In Scotland, we already have the Edinburgh-Falkirk electrification scheme, with the Shotts line, Paisley canal and Alloa all seeing the wires go up. Future projects will connect East Kilbride and Barrhead to the electric railway, and some lines have been reinstated after the short-sighted closures of decades past, including the Borders railway—a huge success story, as passenger numbers hugely exceed expectations. The Levenmouth link is currently under construction.

It pays to invest, to give certainty and to allow decisions to be made closer to the local people, communities and businesses that they affect. The fact that it took devolution for Scotland to get on and start our decarbonisation journey should be a red flag for the Government, and it makes an indisputable case for full devolution of rail. By the end, if there is one, of what has so far been a two-decade-long process—a process, incidentally, that was ignored by Westminster when it had control of rail in Scotland, but which has been driven forward by all political parties in Scotland, bar the Conservatives—we will have a railway that is fully fit for the future.
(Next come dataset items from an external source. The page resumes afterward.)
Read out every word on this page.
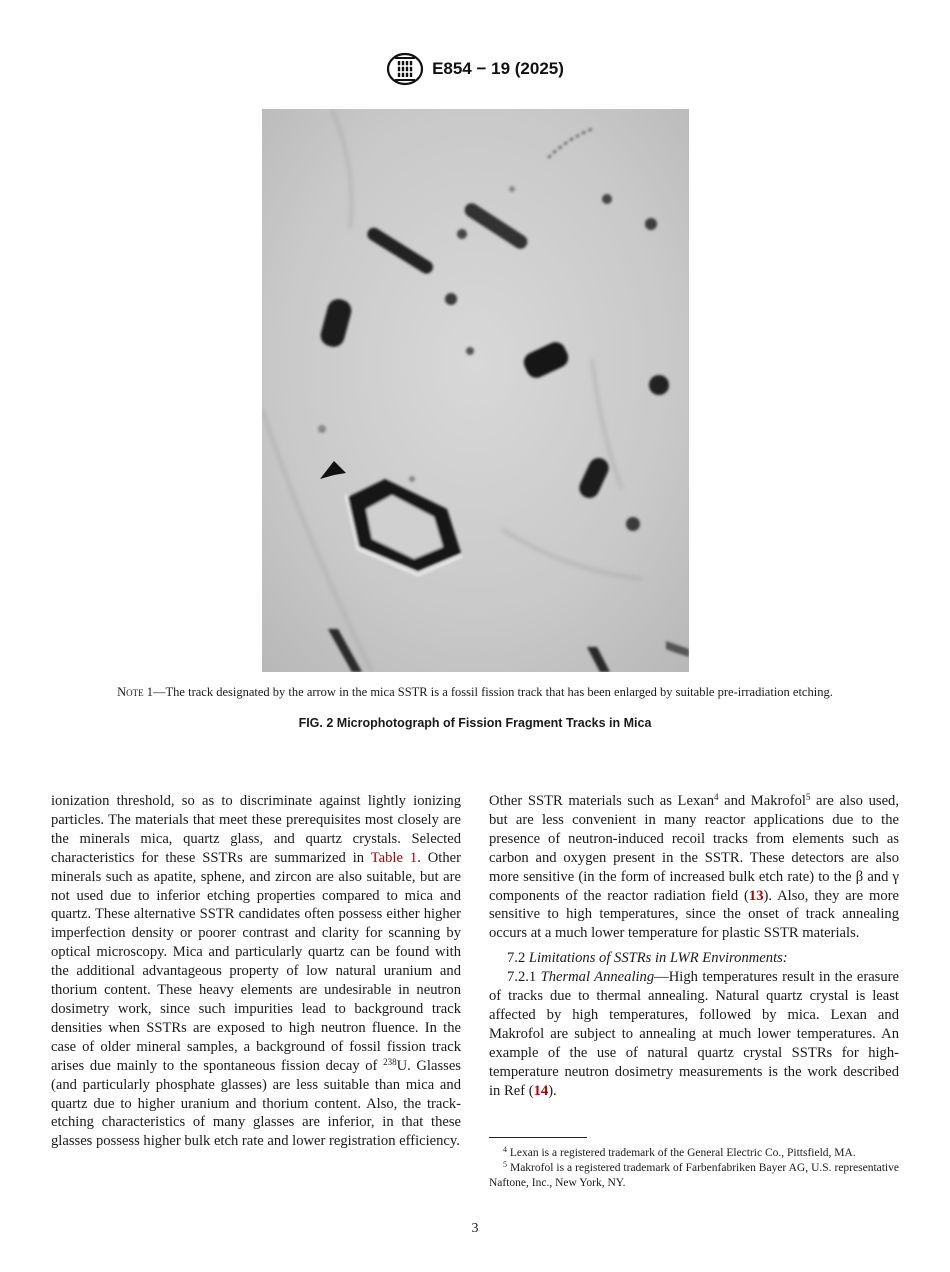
E854 − 19 (2025)
Note 1—The track designated by the arrow in the mica SSTR is a fossil fission track that has been enlarged by suitable pre-irradiation etching.
FIG. 2 Microphotograph of Fission Fragment Tracks in Mica

ionization threshold, so as to discriminate against lightly ionizing particles. The materials that meet these prerequisites most closely are the minerals mica, quartz glass, and quartz crystals. Selected characteristics for these SSTRs are summarized in Table 1. Other minerals such as apatite, sphene, and zircon are also suitable, but are not used due to inferior etching properties compared to mica and quartz. These alternative SSTR candidates often possess either higher imperfection density or poorer contrast and clarity for scanning by optical microscopy. Mica and particularly quartz can be found with the additional advantageous property of low natural uranium and thorium content. These heavy elements are undesirable in neutron dosimetry work, since such impurities lead to background track densities when SSTRs are exposed to high neutron fluence. In the case of older mineral samples, a background of fossil fission track arises due mainly to the spontaneous fission decay of $^{238}$U. Glasses (and particularly phosphate glasses) are less suitable than mica and quartz due to higher uranium and thorium content. Also, the track-etching characteristics of many glasses are inferior, in that these glasses possess higher bulk etch rate and lower registration efficiency.

Other SSTR materials such as Lexan$^4$ and Makrofol$^5$ are also used, but are less convenient in many reactor applications due to the presence of neutron-induced recoil tracks from elements such as carbon and oxygen present in the SSTR. These detectors are also more sensitive (in the form of increased bulk etch rate) to the β and γ components of the reactor radiation field (13). Also, they are more sensitive to high temperatures, since the onset of track annealing occurs at a much lower temperature for plastic SSTR materials.

7.2 Limitations of SSTRs in LWR Environments:

7.2.1 Thermal Annealing—High temperatures result in the erasure of tracks due to thermal annealing. Natural quartz crystal is least affected by high temperatures, followed by mica. Lexan and Makrofol are subject to annealing at much lower temperatures. An example of the use of natural quartz crystal SSTRs for high-temperature neutron dosimetry measurements is the work described in Ref (14).

$^4$ Lexan is a registered trademark of the General Electric Co., Pittsfield, MA.

$^5$ Makrofol is a registered trademark of Farbenfabriken Bayer AG, U.S. representative Naftone, Inc., New York, NY.

3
I want the future to include constructive relationships with GBR and the Department for Transport across borders—not just in Scotland but in Wales—but I fear that the overriding urge to centralise and the inability to let go, even when it makes very little sense not to do so, will mean that we still have the same outdated and outmoded structures of railway governance that have dragged the industry down over recent years. That cannot be allowed to happen, and if the Minister takes on board one thing from today, I hope it is that the new GBR cannot follow the centralising model that has been a dead hand preventing the devolved Administrations and many areas of England from taking the decisions that best support their priorities. Decisions on investment and growth are best taken by those on the ground, not by a DFT trying to extend its reach across the UK. That needs a real transfer of power to national Parliaments and regional authorities, and I hope that the future plans for rail mean that that task can be completed sooner rather than later.